In recent years, ML models have been trained on big image datasets with accompanying textual descriptions, leading to improved images and a wider variety of descriptions. This has led to important developments in this field, such as Open AI’s DALL-E 2 or MidJourney, which was used for the illustrations for this article.
How Imagen and Parti Work?
Both Imagen and Parti expand on earlier models. Transformer models have the ability to analyze how words fit into a sentence. They are the basis of our text-to-image models’ representation of text. Both models employ a novel method that aids in producing visuals that more closely resemble the text description. Although Imagen and Parti employ comparable technology, they seek various but complementary models.
Imagen is a Diffusion AI-generated images model that learns how to create images from a pattern of random dots. These photos start out with a modest resolution before gradually increasing it. Recent advances in picture and audio tasks like as improving image resolution, recoloring black and white photos, modifying specific areas of an image, uncropping images, and text-to-speech synthesis have been made possible by diffusion models.

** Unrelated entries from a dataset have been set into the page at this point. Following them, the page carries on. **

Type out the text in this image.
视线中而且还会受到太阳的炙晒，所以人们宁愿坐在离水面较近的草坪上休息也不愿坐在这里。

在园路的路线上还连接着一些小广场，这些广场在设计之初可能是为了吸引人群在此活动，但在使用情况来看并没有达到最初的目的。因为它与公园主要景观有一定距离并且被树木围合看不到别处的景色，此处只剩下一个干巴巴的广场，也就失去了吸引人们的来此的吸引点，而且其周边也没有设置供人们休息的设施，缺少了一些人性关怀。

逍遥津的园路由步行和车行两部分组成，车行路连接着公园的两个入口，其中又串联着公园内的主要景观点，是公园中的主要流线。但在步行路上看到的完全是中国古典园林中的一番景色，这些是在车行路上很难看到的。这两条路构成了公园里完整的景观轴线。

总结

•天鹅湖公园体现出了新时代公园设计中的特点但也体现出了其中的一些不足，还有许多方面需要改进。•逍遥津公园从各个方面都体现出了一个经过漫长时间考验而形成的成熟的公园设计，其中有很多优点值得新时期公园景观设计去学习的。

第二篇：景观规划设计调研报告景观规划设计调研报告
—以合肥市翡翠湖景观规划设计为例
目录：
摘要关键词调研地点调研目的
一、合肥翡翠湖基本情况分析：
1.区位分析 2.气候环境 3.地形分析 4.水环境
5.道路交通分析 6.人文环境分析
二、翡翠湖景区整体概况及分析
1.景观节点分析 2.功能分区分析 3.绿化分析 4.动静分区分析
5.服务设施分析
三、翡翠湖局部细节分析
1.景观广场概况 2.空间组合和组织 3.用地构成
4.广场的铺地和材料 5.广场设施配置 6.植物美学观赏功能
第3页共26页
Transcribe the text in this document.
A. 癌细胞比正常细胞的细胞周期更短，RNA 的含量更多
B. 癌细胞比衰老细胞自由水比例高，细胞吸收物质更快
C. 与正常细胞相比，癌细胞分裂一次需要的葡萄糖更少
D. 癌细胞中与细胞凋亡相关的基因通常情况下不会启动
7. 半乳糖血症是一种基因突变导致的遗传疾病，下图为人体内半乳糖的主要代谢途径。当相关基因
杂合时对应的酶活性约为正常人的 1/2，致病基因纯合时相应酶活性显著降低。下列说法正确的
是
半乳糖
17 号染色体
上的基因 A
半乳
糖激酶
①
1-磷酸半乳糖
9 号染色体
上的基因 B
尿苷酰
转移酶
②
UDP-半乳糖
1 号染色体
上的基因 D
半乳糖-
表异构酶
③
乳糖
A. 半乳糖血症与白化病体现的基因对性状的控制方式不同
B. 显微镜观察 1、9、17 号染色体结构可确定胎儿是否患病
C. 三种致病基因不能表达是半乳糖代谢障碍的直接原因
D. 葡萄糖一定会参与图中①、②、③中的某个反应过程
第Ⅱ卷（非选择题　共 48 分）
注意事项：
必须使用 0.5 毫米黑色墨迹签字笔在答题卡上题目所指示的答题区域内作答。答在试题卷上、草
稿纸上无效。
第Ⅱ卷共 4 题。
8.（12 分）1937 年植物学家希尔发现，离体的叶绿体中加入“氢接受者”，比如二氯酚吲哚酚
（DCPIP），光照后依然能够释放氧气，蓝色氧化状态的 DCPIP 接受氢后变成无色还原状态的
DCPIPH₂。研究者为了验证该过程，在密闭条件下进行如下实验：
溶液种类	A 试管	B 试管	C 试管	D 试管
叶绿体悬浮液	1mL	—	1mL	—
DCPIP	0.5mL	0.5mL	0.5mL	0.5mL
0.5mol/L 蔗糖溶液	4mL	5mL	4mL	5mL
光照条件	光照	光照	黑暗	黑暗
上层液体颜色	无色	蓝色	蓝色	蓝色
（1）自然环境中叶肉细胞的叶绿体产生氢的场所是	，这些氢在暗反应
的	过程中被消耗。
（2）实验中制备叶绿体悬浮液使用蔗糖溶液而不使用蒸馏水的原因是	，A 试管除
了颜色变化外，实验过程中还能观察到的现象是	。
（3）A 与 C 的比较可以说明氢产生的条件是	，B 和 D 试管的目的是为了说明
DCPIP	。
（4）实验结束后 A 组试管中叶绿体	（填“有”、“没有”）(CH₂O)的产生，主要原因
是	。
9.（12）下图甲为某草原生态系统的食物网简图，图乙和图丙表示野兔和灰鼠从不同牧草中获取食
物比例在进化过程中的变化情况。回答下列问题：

In Parti’s method, a collection of photos is first transformed into a series of code entries that resemble puzzle pieces. Then, a new image is produced by translating a supplied text prompt into these code entries. This method is essential for handling lengthy, complicated text prompts and producing high-quality images because it makes use of current research and infrastructure for large language models like PaLM.
These modelsused for AI-generated images have numerous drawbacks. For instance, neither can accurately put things based on precise spatial descriptions (such as “a red sphere to the left of a blue block with a yellow triangle on it”) or create precise counts of objects (such as “ten apples”). Additionally, when requests get more complicated, the models start to fall short, either forgetting facts or adding details that weren’t in the prompt.
Numerous flaws, such as a lack of explicit training materials, a lack of adequate data representation, and a lack of 3D awareness, are to blame for these actions. Through broader representations and better integration into the text-to-image creation process, we seek to close these gaps.